Dari yang kudengarkan, Diwan berkeinginan untuk 'mengguar' dan mengenal kembali salah satu unsur alam yang vital dalam kehidupan yakni 'tanah'. Sebagai seorang muslim, tanah barangkali sedari awal sudah dikaitkan dengan penciptaan secara sejarah. Sebagai manusia, kehidupan kita juga tidak bisa lepas dari unsur tanah.


"Dalam budaya perkotaan dan sosial ekonomi kita hari ini setiap orang mampu makan tanpa harus menanam, memanen, mengolah, juga memasak bahan makanan. Kita hanya tinggal mencari warung, dan langsung menyantapnya saja - dengan syarat kita punya uang. Kita bisa makan dari hasil mengajar matematika di sekolah, atau menjadi model di majalah, tanpa harus menyentuh tanah dan air atau pisau di dapur."

"Kita bisa melompati dua tahap, yakni produksi dan persiapan, lalu dengan begitu saja tiba pada tahap konsumsi. Efisien, tanpa perlu repot-repot."

"Namun, sempatkah kita, menatap makanan kita dan menerawang lebih jauh tentang bagaimana perjalanan makanan itu bisa sampai di piring kita. Perjalanan nutrisi yang menjadi energi bagi kita menjalani keseharian."

"Lebih jauh dari itu, sekitar 95% makanan kita berasal dari tanah.

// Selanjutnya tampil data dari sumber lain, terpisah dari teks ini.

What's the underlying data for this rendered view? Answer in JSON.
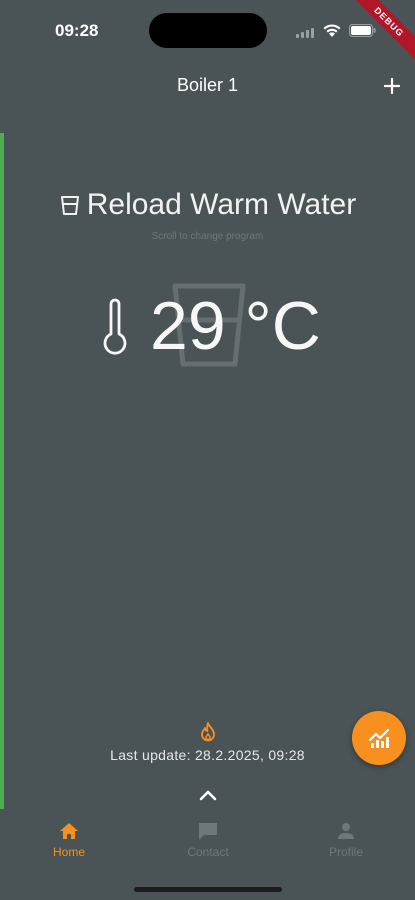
{
  "status_bar": {
    "time": "09:28",
    "debug_label": "DEBUG"
  },
  "app_bar": {
    "title": "Boiler 1",
    "add_icon": "plus-icon"
  },
  "program": {
    "name": "Reload Warm Water",
    "hint": "Scroll to change program",
    "icon": "glass-icon"
  },
  "temperature": {
    "value": "29 °C",
    "icon": "thermometer-icon"
  },
  "info": {
    "flame_icon": "flame-icon",
    "last_update": "Last update: 28.2.2025, 09:28"
  },
  "fab": {
    "icon": "chart-icon"
  },
  "nav": {
    "items": [
      {
        "label": "Home",
        "icon": "home-icon",
        "active": true
      },
      {
        "label": "Contact",
        "icon": "chat-icon",
        "active": false
      },
      {
        "label": "Profile",
        "icon": "person-icon",
        "active": false
      }
    ]
  },
  "colors": {
    "background": "#4a5355",
    "accent": "#f7901e",
    "indicator": "#4caf50",
    "inactive": "#6e777a",
    "debug": "#b0182a"
  }
}
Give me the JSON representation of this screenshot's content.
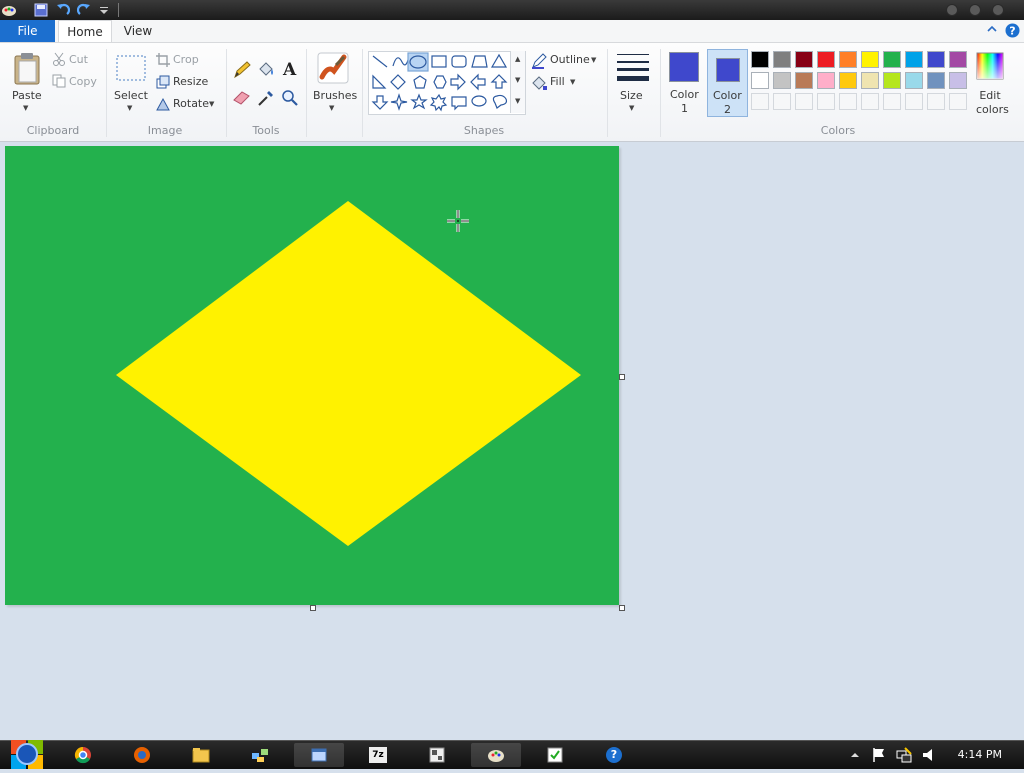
{
  "window": {
    "quick_access": [
      "save-icon",
      "undo-icon",
      "redo-icon",
      "customize-icon"
    ]
  },
  "tabs": {
    "file": "File",
    "home": "Home",
    "view": "View"
  },
  "clipboard": {
    "paste": "Paste",
    "cut": "Cut",
    "copy": "Copy",
    "group": "Clipboard"
  },
  "image": {
    "select": "Select",
    "crop": "Crop",
    "resize": "Resize",
    "rotate": "Rotate",
    "group": "Image"
  },
  "tools": {
    "group": "Tools"
  },
  "brushes": {
    "label": "Brushes"
  },
  "shapes": {
    "outline": "Outline",
    "fill": "Fill",
    "group": "Shapes"
  },
  "size": {
    "label": "Size"
  },
  "colors": {
    "color1_label": "Color",
    "color1_num": "1",
    "color1_value": "#3f48cc",
    "color2_label": "Color",
    "color2_num": "2",
    "color2_value": "#3f48cc",
    "edit": "Edit colors",
    "group": "Colors",
    "palette_row1": [
      "#000000",
      "#7f7f7f",
      "#880015",
      "#ed1c24",
      "#ff7f27",
      "#fff200",
      "#22b14c",
      "#00a2e8",
      "#3f48cc",
      "#a349a4"
    ],
    "palette_row2": [
      "#ffffff",
      "#c3c3c3",
      "#b97a57",
      "#ffaec9",
      "#ffc90e",
      "#efe4b0",
      "#b5e61d",
      "#99d9ea",
      "#7092be",
      "#c8bfe7"
    ]
  },
  "canvas": {
    "background": "#23b14d",
    "diamond": "#fff200"
  },
  "taskbar": {
    "apps": [
      "chrome-icon",
      "firefox-icon",
      "explorer-icon",
      "network-icon",
      "window-icon",
      "sevenzip-icon",
      "control-icon",
      "paint-icon",
      "tasks-icon",
      "help-icon"
    ],
    "sevenzip_text": "7z",
    "help_text": "?",
    "time": "4:14 PM"
  }
}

Namun, sempatkah kita menyentuhnya dan menghayati tubuh besar kita yang terhampar di permukaan Bumi ini, yang kelak kan menyatu dengan tubuh kecil kita. Sebagai pertautan antara makrokosmis dan mikrokosmis ini. "

Soilstice. Gabungan dua kata yang dipilih Kuluwung ini berasal dari kata Soil dan Stice. Soil yang berarti tanah dan Stice yang berarti titik balik matahari. Bermaksud 'melihat kembali' pada satu unsur kehidupan penting yang untuk beberapa kini nilainya terlihat dipandang sebelah mata.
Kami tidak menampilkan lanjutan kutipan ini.